The BBC is hoping the Olympics will do for its digital platform what the Coronation did for television, according to the broadcaster's head of future media.
Ralph Rivera said the BBC would focus on the iPlayer and social interaction for its Olympic coverage.
"Our objective, with the Olympics, is to do what no-one else has been willing to do online around that event," said the native New Yorker, who has been in the role for five months, speaking at at W3C event in Oxford.
Rivera said he spoke to his "counterpart" at NBC Universal, which broadcasts the Olympics in the US, before starting his new role.
"There's a lot they don't do online, they don't do video, and I asked them why," he said. "It wasn't because of the technology. It was because they didn't want to turn analogue dollars into digital dimes. Because of that, they won't do everything they possibly could do for a great experience online."
"But guess what: we are. We're going to take this Olympics and - I'm learning some British - hit for six, do everything that we can possibly do online. The aspiration for us is for the Olympics to be for digital what the Coronation was for television. That's our aspiration for the Olympics."
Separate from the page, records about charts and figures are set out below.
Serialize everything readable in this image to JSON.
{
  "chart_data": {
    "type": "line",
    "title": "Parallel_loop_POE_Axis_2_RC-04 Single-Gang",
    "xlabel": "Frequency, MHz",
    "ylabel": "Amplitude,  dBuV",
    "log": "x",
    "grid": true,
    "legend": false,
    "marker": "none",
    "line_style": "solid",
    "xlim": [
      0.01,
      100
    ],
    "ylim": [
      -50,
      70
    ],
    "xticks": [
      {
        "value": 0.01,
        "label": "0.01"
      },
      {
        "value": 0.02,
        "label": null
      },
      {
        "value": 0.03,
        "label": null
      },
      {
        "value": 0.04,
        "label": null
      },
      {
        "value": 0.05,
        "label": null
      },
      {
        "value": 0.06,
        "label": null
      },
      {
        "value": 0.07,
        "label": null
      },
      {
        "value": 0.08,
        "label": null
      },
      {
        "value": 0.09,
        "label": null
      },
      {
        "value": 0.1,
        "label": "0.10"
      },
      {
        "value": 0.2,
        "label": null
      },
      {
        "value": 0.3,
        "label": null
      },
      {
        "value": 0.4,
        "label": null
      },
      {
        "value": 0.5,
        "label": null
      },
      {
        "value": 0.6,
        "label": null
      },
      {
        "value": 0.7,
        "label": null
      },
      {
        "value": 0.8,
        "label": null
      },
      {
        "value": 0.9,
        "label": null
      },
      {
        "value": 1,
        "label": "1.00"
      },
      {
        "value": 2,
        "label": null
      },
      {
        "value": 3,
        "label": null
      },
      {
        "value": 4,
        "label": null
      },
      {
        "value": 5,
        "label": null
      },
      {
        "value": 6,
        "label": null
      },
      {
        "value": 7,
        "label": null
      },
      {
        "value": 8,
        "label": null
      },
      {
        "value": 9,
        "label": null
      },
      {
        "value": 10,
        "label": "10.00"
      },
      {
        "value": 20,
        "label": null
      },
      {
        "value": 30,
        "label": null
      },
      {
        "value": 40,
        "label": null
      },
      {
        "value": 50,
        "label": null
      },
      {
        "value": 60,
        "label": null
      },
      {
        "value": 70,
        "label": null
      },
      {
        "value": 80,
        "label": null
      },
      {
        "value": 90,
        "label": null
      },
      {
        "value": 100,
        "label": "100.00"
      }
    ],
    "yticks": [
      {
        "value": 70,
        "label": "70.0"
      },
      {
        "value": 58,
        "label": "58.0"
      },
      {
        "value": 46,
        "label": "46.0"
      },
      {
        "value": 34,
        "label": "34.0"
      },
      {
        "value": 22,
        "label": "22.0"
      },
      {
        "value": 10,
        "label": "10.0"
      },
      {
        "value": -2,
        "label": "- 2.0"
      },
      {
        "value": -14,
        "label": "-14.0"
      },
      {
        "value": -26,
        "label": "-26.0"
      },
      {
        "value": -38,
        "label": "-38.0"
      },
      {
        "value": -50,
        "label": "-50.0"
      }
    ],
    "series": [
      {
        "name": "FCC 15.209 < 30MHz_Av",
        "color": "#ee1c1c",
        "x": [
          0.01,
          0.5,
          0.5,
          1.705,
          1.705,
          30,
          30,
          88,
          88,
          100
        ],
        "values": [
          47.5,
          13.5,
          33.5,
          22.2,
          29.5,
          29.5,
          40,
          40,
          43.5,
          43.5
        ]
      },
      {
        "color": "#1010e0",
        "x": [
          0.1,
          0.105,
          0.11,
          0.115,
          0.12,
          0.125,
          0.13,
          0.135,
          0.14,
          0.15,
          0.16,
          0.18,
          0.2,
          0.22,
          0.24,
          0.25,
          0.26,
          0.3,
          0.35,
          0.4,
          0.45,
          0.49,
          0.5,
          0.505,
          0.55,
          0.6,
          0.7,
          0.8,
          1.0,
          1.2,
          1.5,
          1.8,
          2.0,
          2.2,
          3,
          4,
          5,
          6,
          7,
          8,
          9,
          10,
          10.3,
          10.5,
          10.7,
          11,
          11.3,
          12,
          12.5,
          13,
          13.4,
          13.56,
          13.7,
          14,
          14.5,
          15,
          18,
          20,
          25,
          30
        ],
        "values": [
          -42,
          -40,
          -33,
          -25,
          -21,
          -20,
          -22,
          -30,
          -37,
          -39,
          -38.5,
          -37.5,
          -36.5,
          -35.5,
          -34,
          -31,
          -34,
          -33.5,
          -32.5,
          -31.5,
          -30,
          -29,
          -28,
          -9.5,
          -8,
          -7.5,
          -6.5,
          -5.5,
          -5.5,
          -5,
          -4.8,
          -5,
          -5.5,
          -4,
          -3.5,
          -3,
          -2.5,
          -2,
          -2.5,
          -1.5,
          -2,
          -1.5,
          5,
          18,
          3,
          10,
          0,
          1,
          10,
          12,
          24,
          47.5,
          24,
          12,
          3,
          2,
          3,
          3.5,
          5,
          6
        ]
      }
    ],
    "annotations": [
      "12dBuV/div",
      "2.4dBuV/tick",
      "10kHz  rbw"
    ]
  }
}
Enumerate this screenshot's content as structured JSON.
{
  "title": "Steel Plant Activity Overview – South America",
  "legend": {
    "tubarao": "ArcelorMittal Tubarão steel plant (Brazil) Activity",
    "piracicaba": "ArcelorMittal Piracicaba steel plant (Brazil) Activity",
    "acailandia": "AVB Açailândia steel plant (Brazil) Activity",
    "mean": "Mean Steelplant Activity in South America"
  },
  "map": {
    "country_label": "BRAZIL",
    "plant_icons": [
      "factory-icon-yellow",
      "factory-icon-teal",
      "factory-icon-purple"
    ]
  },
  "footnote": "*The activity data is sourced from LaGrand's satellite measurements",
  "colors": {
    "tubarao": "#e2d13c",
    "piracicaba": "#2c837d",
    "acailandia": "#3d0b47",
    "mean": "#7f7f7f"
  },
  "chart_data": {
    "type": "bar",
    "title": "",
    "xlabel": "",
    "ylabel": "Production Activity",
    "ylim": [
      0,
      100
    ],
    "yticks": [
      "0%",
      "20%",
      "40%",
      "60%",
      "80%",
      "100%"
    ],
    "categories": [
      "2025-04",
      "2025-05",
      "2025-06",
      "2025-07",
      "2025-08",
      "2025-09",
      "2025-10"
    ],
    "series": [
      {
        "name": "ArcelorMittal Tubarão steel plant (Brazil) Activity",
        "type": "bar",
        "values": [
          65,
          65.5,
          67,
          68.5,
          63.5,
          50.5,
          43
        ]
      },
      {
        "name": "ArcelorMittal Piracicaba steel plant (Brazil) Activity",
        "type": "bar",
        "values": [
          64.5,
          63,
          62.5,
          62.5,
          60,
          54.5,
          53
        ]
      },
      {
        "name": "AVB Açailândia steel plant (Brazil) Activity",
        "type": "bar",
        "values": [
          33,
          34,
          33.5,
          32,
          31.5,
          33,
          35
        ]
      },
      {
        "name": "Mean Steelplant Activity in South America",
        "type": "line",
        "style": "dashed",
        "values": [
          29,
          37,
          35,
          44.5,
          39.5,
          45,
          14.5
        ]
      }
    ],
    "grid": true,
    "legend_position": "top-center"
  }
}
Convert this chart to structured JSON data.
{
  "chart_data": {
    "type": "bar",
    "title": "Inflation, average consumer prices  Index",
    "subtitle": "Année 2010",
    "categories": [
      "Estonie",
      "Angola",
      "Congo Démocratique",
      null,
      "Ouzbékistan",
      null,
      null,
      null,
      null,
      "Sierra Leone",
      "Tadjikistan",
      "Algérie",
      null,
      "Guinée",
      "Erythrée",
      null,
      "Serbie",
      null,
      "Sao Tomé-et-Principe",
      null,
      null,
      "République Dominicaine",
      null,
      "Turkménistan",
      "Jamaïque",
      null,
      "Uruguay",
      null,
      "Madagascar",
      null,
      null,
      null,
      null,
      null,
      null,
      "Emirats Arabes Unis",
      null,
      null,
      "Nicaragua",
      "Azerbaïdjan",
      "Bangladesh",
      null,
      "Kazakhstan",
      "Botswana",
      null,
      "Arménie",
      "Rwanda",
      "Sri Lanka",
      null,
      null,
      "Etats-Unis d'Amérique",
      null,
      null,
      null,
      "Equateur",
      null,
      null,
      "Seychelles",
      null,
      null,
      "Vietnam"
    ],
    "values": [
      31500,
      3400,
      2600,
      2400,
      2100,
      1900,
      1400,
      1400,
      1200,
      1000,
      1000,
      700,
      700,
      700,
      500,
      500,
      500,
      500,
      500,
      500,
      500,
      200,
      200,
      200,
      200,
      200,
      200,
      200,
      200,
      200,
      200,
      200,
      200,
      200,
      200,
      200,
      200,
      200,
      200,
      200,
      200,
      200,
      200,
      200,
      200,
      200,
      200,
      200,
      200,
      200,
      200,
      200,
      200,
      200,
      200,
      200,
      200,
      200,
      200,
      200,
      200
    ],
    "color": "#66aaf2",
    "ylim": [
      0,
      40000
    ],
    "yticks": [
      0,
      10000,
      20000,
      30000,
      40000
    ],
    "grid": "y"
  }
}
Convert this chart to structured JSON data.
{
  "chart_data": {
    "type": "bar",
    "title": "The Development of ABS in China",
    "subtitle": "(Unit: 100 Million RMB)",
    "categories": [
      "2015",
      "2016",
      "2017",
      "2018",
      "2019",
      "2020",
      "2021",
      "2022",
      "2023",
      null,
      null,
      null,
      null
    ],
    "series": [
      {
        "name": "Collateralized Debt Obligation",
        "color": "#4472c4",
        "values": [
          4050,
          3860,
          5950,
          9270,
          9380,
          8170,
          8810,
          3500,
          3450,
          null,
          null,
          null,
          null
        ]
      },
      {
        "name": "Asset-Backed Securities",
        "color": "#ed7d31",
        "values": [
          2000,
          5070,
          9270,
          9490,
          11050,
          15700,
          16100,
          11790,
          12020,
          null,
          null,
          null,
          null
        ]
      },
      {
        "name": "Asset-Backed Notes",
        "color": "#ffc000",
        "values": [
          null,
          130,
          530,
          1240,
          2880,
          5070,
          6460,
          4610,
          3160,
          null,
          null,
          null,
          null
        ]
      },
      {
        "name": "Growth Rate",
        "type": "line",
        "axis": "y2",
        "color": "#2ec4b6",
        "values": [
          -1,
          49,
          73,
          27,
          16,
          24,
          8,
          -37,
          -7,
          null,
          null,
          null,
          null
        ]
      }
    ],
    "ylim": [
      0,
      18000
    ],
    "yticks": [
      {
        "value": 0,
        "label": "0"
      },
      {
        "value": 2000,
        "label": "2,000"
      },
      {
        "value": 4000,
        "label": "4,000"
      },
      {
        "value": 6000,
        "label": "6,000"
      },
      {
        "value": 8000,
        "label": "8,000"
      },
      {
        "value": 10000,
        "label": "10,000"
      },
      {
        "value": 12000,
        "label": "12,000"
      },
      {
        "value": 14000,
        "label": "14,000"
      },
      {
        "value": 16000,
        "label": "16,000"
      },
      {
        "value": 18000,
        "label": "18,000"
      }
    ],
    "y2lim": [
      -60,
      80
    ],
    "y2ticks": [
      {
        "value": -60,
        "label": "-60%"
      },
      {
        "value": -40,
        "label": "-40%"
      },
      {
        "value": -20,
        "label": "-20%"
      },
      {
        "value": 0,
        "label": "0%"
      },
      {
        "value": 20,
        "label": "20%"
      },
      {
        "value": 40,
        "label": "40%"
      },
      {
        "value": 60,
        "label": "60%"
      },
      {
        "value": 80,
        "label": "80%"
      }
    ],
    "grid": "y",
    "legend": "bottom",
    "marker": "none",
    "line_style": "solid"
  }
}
That will include a focus on the iPlayer, but he said the web was more than a "distribution platform," and that the BBC is hoping to increase interaction and audience participation - notably by using secondary devices to enhance television viewing.
He said convergence between the web and television was no longer a "bad word", but that "tablets were making it real for a lot of people".
"The BBC doesn't have anything to fear from the internet... we embrace it," he added.